During an interview with the American Enterprise Institute in 1997, Webb said of President Bill Clinton: “I cannot conjure up an ounce of respect for Bill Clinton when it comes to the military. Every time I see him salute a Marine, it infuriates me. I don’t think Bill Clinton cares one iota about what happens in a military unit.”

But there apparently were no hard feelings, because Clinton actively supported Webb in 2006.

“I see him as a basic, old-fashioned conservative in the mold of Eisenhower and Reagan who is able to talk and act across the aisle,” said Phil Giraldi, a Vietnam veteran and libertarian who volunteered on Webb’s Senate campaign in Virginia.

Korb, who worked with Webb in the Reagan Pentagon, said Webb would insulate Democrats against the inevitable “soft on defense” attacks. “It would be so good to get a real veteran in the White House,” he added. “You don’t have to go to war to understand it, but it doesn’t hurt.”

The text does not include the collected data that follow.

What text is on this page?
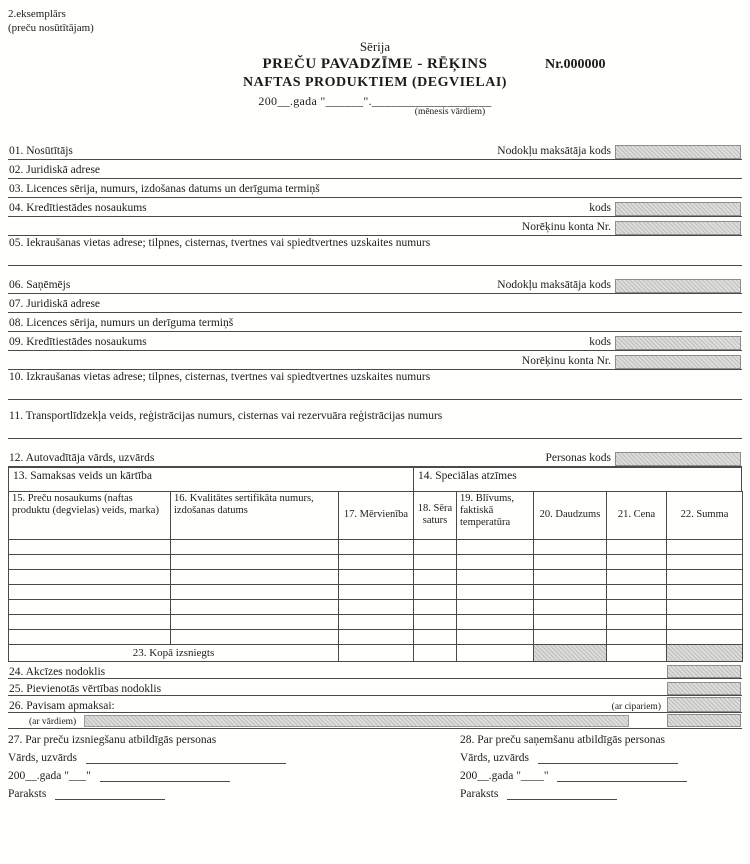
2.eksemplārs
(preču nosūtītājam)
Sērija
PREČU PAVADZĪME - RĒĶINS	Nr.000000
NAFTAS PRODUKTIEM (DEGVIELAI)
200__.gada "______".___________________
(mēnesis vārdiem)
01. Nosūtītājs	Nodokļu maksātāja kods
02. Juridiskā adrese
03. Licences sērija, numurs, izdošanas datums un derīguma termiņš
04. Kredītiestādes nosaukums	kods
Norēķinu konta Nr.
05. Iekraušanas vietas adrese; tilpnes, cisternas, tvertnes vai spiedtvertnes uzskaites numurs
06. Saņēmējs	Nodokļu maksātāja kods
07. Juridiskā adrese
08. Licences sērija, numurs un derīguma termiņš
09. Kredītiestādes nosaukums	kods
Norēķinu konta Nr.
10. Izkraušanas vietas adrese; tilpnes, cisternas, tvertnes vai spiedtvertnes uzskaites numurs
11. Transportlīdzekļa veids, reģistrācijas numurs, cisternas vai rezervuāra reģistrācijas numurs
12. Autovadītāja vārds, uzvārds	Personas kods
13. Samaksas veids un kārtība	14. Speciālas atzīmes
15. Preču nosaukums (naftas produktu (degvielas) veids, marka)	16. Kvalitātes sertifikāta numurs, izdošanas datums	17. Mērvienība	18. Sēra saturs	19. Blīvums, faktiskā temperatūra	20. Daudzums	21. Cena	22. Summa

23. Kopā izsniegts							
24. Akcīzes nodoklis
25. Pievienotās vērtības nodoklis
26. Pavisam apmaksai:	(ar cipariem)
(ar vārdiem)
27. Par preču izsniegšanu atbildīgās personas
Vārds, uzvārds
200__.gada "___"
Paraksts
28. Par preču saņemšanu atbildīgās personas
Vārds, uzvārds
200__.gada "____"
Paraksts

During his 2006 Senate campaign, Webb was pummeled with attacks over the risqué and taboo subject matter covered in his novels and his position against having women in combat roles in the military. These issues are likely to resurface with any run for president, observers say.

And where Webb’s strength is in his toughness, his rigid exterior has often been mistaken for aloofness and a lack of charisma — “the antithesis of a rock star,” said one Democratic political consultant who asked not to be identified.   

But Webb’s greatest challenge may be going up against Clinton’s legendary political network.

“Where is [Webb’s] organization? Madonna said. “When you start these things in Iowa, it is large, it’s grueling, it’s expensive — you need a campaign organization.

“At this point in time, the money she has amassed, the infrastructure, the support … you would have to say she is the odds-on favorite. But don’t count Jim Webb out. He’s been down before.”